In her article, Laurie Ouellette talks about some of the civic responsibilities of reality TV shows and the networks who run them. She says, “Reality TV’s helping interventions disrupt the calculated rationality of today’s enterprise culture, encouraging visceral and affective reactions to poverty not unlike the industrial slum photographs of Jacob Riis or the gas company-funded social problem documentaries of John Grierson.” In this video of a YouTube talk show, The Majority Report with Sam Seder(admittedly, he’s super irritating to watch and listen to–I’m sorry), Seder addresses the promo of a new CBS reality show, The Briefcase, which encourages everything Ouellette mentions.

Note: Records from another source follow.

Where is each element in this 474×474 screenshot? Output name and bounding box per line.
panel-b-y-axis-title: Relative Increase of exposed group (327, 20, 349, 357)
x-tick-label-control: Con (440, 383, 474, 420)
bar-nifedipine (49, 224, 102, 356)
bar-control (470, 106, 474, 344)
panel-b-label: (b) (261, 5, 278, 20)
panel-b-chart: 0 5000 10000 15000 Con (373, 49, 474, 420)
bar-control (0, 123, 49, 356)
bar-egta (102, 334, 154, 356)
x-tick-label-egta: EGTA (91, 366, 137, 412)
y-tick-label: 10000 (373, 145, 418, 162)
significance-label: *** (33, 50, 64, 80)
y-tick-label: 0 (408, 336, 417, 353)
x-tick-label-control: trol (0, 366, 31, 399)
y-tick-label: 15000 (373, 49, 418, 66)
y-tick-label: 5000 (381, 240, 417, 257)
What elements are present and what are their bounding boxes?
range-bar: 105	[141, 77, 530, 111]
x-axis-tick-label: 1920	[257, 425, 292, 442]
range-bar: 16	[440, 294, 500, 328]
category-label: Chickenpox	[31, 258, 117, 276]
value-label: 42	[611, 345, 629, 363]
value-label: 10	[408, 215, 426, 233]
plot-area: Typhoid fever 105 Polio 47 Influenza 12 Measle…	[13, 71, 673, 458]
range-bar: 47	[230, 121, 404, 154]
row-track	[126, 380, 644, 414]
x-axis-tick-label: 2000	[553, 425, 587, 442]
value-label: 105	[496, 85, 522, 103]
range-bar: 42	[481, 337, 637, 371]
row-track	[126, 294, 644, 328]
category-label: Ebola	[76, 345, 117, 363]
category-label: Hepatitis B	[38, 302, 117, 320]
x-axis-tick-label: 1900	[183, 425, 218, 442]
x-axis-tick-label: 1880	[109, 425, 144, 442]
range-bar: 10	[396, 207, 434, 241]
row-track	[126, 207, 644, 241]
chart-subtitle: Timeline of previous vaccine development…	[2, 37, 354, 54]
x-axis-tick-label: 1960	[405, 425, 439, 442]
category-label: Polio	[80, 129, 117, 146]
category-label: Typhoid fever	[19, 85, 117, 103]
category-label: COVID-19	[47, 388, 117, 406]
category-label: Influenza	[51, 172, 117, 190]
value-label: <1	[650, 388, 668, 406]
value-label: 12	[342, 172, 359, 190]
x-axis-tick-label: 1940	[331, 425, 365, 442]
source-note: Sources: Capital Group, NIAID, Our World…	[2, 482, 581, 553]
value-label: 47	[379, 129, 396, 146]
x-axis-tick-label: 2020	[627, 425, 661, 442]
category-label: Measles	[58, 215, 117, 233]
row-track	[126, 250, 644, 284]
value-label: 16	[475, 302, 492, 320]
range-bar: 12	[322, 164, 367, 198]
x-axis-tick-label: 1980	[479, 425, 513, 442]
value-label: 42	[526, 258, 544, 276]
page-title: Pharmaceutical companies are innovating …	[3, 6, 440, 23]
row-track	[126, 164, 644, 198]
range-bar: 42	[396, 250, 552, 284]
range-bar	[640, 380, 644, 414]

In this new show, a struggling, middle-class family is given a briefcase full of money, which they can either keep, give some away, or give it all away. If they give any of it away, they’re promised it would go to an equally struggling, or worse off family. After the camera watches them try and make this decision for a while, the family is informed that the other family also received a briefcase and is trying to make the same decision they are.
This show is all about watching people’s emotions. Unfortunately, it also brings out a lot of bad qualities in people, specifically voices of prejudice when they find out who the other, potentially worse-off family is. Seder addresses this on his talk show and how, while on the surface, being a show about altruism by giving these families money and highlighting good natures, how gruesome it is to pit these already struggling families against each other for entertainment.
The show was received with widely negative responses, and was cancelled after its first season.